Salì le scale ed entrò in camera sua. Si tolse le scarpe rimanendo a piedi scalzi, poiché restare senza scarpe gli permetteva di sentire di più il contatto con la realtà: pensava con più accortezza. Si sedette sul letto macchinalmente e ritenne che fosse il momento giusto per ripulire un po’ quella vecchia topaia (“potrebbe aiutarmi a riflettere”).  Rifacendo il letto, rifaceva luce su quanto di oscuro rimaneva impresso nella sua anima e le coperte che si alzavano e che, nella sua immaginazione, diffondevano l’orgogliosa fragranza di Enjolras per tutta la stanza scoprirono quella che era una vistosa macchia rossa sul materasso. Fu un attimo e in quell’istante, fulmineo e dolorosamente piacevole, si ricordò.
 
Intanto Jean era giunto alla Galerie Véro Dodat. Le dolci sartine di Parigi si accalcavano verso le vetrine dei negozi per accaparrarsi un vestito all’ultima moda, nobili donne si confrontavano su quale indumento sarebbe stato il più fresco da indossare per l’estate e i monelli, appostati agli angoli della via, aspettavano solo di rubacchiare innocenti fanciulle. In tutto questo gioioso trambusto cittadino, Jean era entrato sorridente nell’unico negozio di moda della galleria. Si sentiva piuttosto a suo agio tra tutti quei colori e tutti quei buoni profumi che aleggiavano nell’aria: la boutique odorava di lavanda. Accarezzava lentamente e con attenzione molti vestiti; li toccava e li sfregava, ammirava la loro lucentezza e se ne meravigliava: anche il cotone più modesto aveva la lucentezza della seta.

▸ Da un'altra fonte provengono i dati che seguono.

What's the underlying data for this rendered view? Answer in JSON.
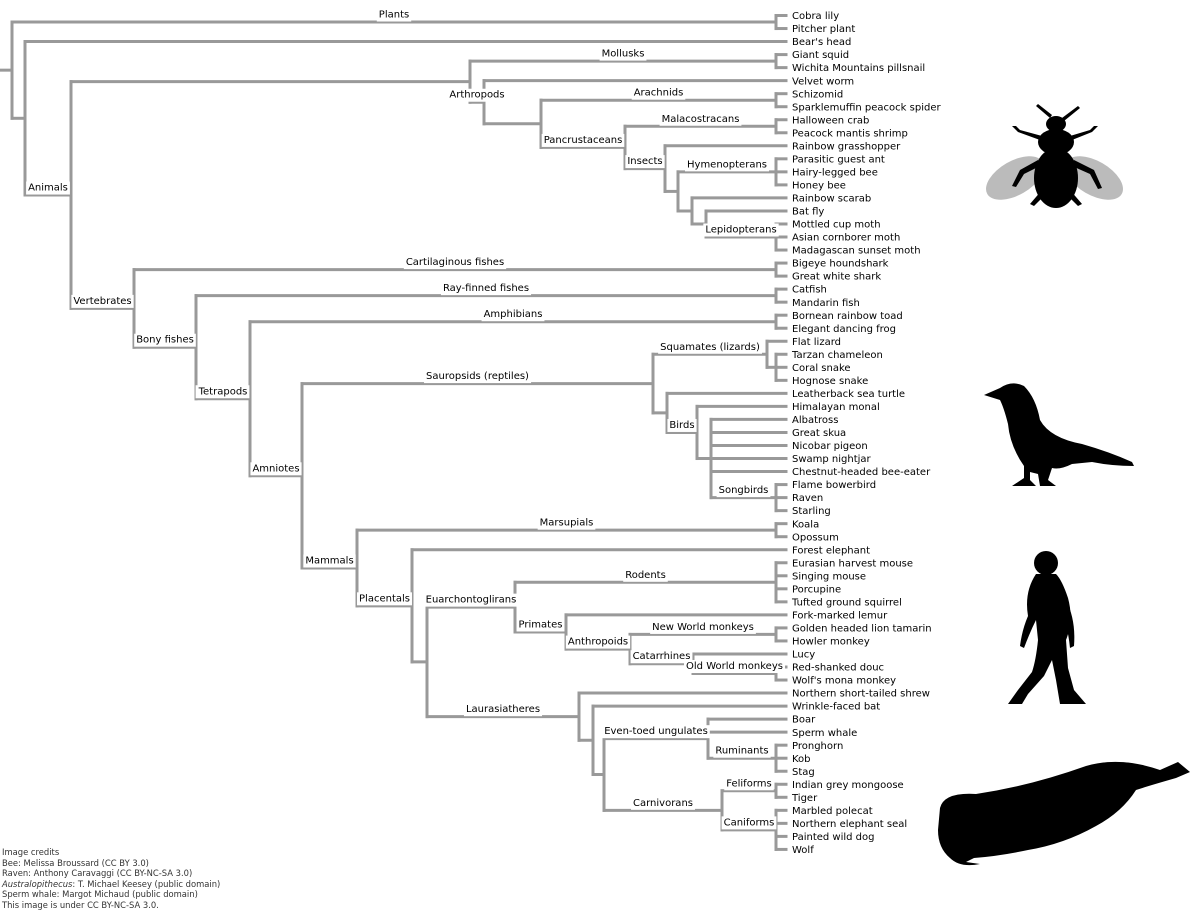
{
  "colors": {
    "branch": "#999999",
    "text": "#000000",
    "wing": "#bbbbbb"
  },
  "leaves": [
    "Cobra lily",
    "Pitcher plant",
    "Bear's head",
    "Giant squid",
    "Wichita Mountains pillsnail",
    "Velvet worm",
    "Schizomid",
    "Sparklemuffin peacock spider",
    "Halloween crab",
    "Peacock mantis shrimp",
    "Rainbow grasshopper",
    "Parasitic guest ant",
    "Hairy-legged bee",
    "Honey bee",
    "Rainbow scarab",
    "Bat fly",
    "Mottled cup moth",
    "Asian cornborer moth",
    "Madagascan sunset moth",
    "Bigeye houndshark",
    "Great white shark",
    "Catfish",
    "Mandarin fish",
    "Bornean rainbow toad",
    "Elegant dancing frog",
    "Flat lizard",
    "Tarzan chameleon",
    "Coral snake",
    "Hognose snake",
    "Leatherback sea turtle",
    "Himalayan monal",
    "Albatross",
    "Great skua",
    "Nicobar pigeon",
    "Swamp nightjar",
    "Chestnut-headed bee-eater",
    "Flame bowerbird",
    "Raven",
    "Starling",
    "Koala",
    "Opossum",
    "Forest elephant",
    "Eurasian harvest mouse",
    "Singing mouse",
    "Porcupine",
    "Tufted ground squirrel",
    "Fork-marked lemur",
    "Golden headed lion tamarin",
    "Howler monkey",
    "Lucy",
    "Red-shanked douc",
    "Wolf's mona monkey",
    "Northern short-tailed shrew",
    "Wrinkle-faced bat",
    "Boar",
    "Sperm whale",
    "Pronghorn",
    "Kob",
    "Stag",
    "Indian grey mongoose",
    "Tiger",
    "Marbled polecat",
    "Northern elephant seal",
    "Painted wild dog",
    "Wolf"
  ],
  "clades": {
    "plants": "Plants",
    "animals": "Animals",
    "mollusks": "Mollusks",
    "arthropods": "Arthropods",
    "arachnids": "Arachnids",
    "pancrustaceans": "Pancrustaceans",
    "malacostracans": "Malacostracans",
    "insects": "Insects",
    "hymenopterans": "Hymenopterans",
    "lepidopterans": "Lepidopterans",
    "vertebrates": "Vertebrates",
    "cartilaginous_fishes": "Cartilaginous fishes",
    "bony_fishes": "Bony fishes",
    "ray_finned_fishes": "Ray-finned fishes",
    "tetrapods": "Tetrapods",
    "amphibians": "Amphibians",
    "amniotes": "Amniotes",
    "sauropsids": "Sauropsids (reptiles)",
    "squamates": "Squamates (lizards)",
    "birds": "Birds",
    "songbirds": "Songbirds",
    "mammals": "Mammals",
    "marsupials": "Marsupials",
    "placentals": "Placentals",
    "euarchontoglirans": "Euarchontoglirans",
    "rodents": "Rodents",
    "primates": "Primates",
    "anthropoids": "Anthropoids",
    "new_world_monkeys": "New World monkeys",
    "catarrhines": "Catarrhines",
    "old_world_monkeys": "Old World monkeys",
    "laurasiatheres": "Laurasiatheres",
    "even_toed_ungulates": "Even-toed ungulates",
    "ruminants": "Ruminants",
    "carnivorans": "Carnivorans",
    "feliforms": "Feliforms",
    "caniforms": "Caniforms"
  },
  "silhouettes": [
    "bee-silhouette",
    "raven-silhouette",
    "australopithecus-silhouette",
    "sperm-whale-silhouette"
  ],
  "credits": {
    "heading": "Image credits",
    "bee": "Bee: Melissa Broussard (CC BY 3.0)",
    "raven": "Raven: Anthony Caravaggi (CC BY-NC-SA 3.0)",
    "australopithecus_name": "Australopithecus",
    "australopithecus_rest": ": T. Michael Keesey (public domain)",
    "sperm_whale": "Sperm whale: Margot Michaud (public domain)",
    "license": "This image is under CC BY-NC-SA 3.0."
  }
}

Erano leggeri e leggiadri, svolazzanti e seducenti: sarebbero stati tali anche se indossati dalla più goffa abitante di Parigi. Molte ragazzine del negozio l’avevano notato e ridacchiavano tra di loro poiché era l’unico uomo presente nel negozio, ma a lui non importava: aveva missione da compiere e non poteva fallire. Dopo aver esaminato circa una quindicina di vestiti, alzò lo sguardo e vide un capo esposto su un manichino di stoffa posto su un piedistallo, proprio alla fine del negozio.
<< Madre, voglio quel vestito! >>
<< Non è adatto a te, tesoro. >>
<< Ma io lo voglio! >> Urlavano alcune ragazzette alle madri.
Era di un colore rosso vermiglio, molto semplice, senza fronzoli particolari, di una seta leggera e preziosa. Si stringeva sotto il seno e richiedeva che la ragazza che lo avrebbe indossato fosse particolarmente esile e dai fianchi sottili.
<< Ariane, oltre a non essere adatto per il tuo fisico, costa anche la bellezza di 983 franchi! >>
<< Sei una spilorcia! >>
La boutique era invasa da giovani impertinenti e a dir poco vanitose, che ricevevano dalle madri sempre lo stesso tipo di predica: << Non è adatto a te. >>
Jean pensava la stessa cosa e in silenzio si avvicinò ad osservare il cartellino del prezzo.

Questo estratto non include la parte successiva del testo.